This project focuses on classifying news articles using a customized model based on the Transformer architecture. The architecture is designed to process and combine information from both the title and description of news articles, enabling high accuracy in classification.
→ AG News
The dataset used in this project is the AG News dataset, a widely used benchmark dataset for text classification. The dataset contains four classes representing different news topics:
● World
● Sports
● Business
● Sci/Tech
Each entry in the dataset includes both a title and a description of the news article. For this project, I selected the first 15,000 rows from the dataset to train the model.
The text data (both title and description) was preprocessed to ensure consistency and to facilitate efficient training. The preprocessing steps included tokenization, padding, and embedding, along with the incorporation of positional encodings to preserve the order of words.
The architecture is built around the Transformer encoder, with a key feature being the parallel processing of the title and description using separate encoders.
Dual Encoder Structure: The model employs two parallel encoder blocks:
Embedding and Positional Encoding: Both Title and Description inputs undergo tokenization, padding, embedding, and positional encoding before being fed into their respective encoders.
● Multi-Head Self-Attention layers to capture relationships between tokens.
● Feed-Forward Neural Networks (FFN) with Add & Norm layers to enhance the learned representations.
● Concatenation and Global Pooling: The outputs from both encoders are concatenated and passed through a global max pooling layer, followed by a fully connected layer.
The model works by independently extracting patterns from both the Title and Description of a news article. The self-attention mechanism within each encoder block enables the model to understand contextual information by focusing on relevant parts of the input.

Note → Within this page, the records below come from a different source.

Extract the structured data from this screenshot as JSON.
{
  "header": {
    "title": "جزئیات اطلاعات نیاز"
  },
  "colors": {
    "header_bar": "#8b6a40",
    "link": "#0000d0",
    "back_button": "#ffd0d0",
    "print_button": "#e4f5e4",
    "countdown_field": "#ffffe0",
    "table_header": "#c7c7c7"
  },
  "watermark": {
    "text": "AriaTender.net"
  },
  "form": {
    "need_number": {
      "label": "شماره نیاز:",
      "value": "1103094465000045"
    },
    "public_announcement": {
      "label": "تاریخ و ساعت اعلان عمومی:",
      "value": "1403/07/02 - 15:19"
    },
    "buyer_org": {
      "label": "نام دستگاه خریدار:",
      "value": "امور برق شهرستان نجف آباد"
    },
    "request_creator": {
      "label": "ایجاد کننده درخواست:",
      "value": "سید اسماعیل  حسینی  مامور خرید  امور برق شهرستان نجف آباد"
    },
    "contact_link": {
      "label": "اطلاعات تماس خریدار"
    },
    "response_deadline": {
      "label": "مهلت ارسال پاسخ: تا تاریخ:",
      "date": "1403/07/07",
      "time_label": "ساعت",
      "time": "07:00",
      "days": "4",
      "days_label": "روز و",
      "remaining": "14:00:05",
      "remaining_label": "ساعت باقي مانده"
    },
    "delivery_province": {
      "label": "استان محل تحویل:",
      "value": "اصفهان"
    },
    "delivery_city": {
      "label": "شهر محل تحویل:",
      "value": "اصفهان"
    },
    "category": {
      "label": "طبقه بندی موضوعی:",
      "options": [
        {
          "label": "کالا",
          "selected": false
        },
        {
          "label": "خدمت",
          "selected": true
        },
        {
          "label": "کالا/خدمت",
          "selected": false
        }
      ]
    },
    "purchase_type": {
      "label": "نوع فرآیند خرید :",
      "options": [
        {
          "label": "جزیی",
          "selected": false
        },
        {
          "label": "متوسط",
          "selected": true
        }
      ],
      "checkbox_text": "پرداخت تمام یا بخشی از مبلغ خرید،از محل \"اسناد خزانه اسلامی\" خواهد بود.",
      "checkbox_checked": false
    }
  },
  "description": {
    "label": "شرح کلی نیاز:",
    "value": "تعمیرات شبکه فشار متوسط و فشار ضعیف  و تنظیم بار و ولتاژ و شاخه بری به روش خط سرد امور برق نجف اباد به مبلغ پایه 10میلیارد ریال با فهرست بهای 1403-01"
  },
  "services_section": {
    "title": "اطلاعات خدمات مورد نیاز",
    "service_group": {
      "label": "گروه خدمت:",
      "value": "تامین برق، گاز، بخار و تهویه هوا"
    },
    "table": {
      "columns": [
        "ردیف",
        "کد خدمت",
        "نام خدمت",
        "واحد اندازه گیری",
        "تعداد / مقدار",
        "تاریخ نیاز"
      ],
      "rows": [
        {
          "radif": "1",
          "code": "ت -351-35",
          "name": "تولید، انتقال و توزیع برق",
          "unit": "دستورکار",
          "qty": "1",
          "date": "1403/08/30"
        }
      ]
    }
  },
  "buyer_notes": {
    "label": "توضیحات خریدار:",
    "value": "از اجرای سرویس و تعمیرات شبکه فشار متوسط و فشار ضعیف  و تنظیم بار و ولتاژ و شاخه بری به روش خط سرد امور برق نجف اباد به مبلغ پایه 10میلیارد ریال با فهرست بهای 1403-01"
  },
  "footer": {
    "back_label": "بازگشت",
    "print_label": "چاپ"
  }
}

By processing both the title and description simultaneously, the model gains a richer representation of the content, allowing for more accurate classification.
Once the outputs from both encoders are obtained, they are pooled, concatenated, and passed through a dense layer to predict the news category.
● Embedding & Positional Encoding: Both inputs are converted into fixed-size embeddings, with positional encodings added.
The AG News dataset, while popular, presents challenges due to its brevity in the title and diversity in the description. The dataset’s complexity lies in the nuanced distinctions between the four classes, especially when only a small portion of the data is used, as done in this project (15,000 samples).
By leveraging parallel encoders, the model effectively mitigates these challenges by combining the broader context from the description with the focused keywords from the title.
This project demonstrates a novel approach to text classification using parallel Transformer encoders. By processing both the title and description of a news article separately and then combining their outputs, the model achieves impressive performance, attaining an accuracy of 99.6% on the test set. The combination of attention mechanisms and feed-forward layers allows for a deep understanding of the input data, making this architecture particularly effective for tasks that require nuanced contextual comprehension.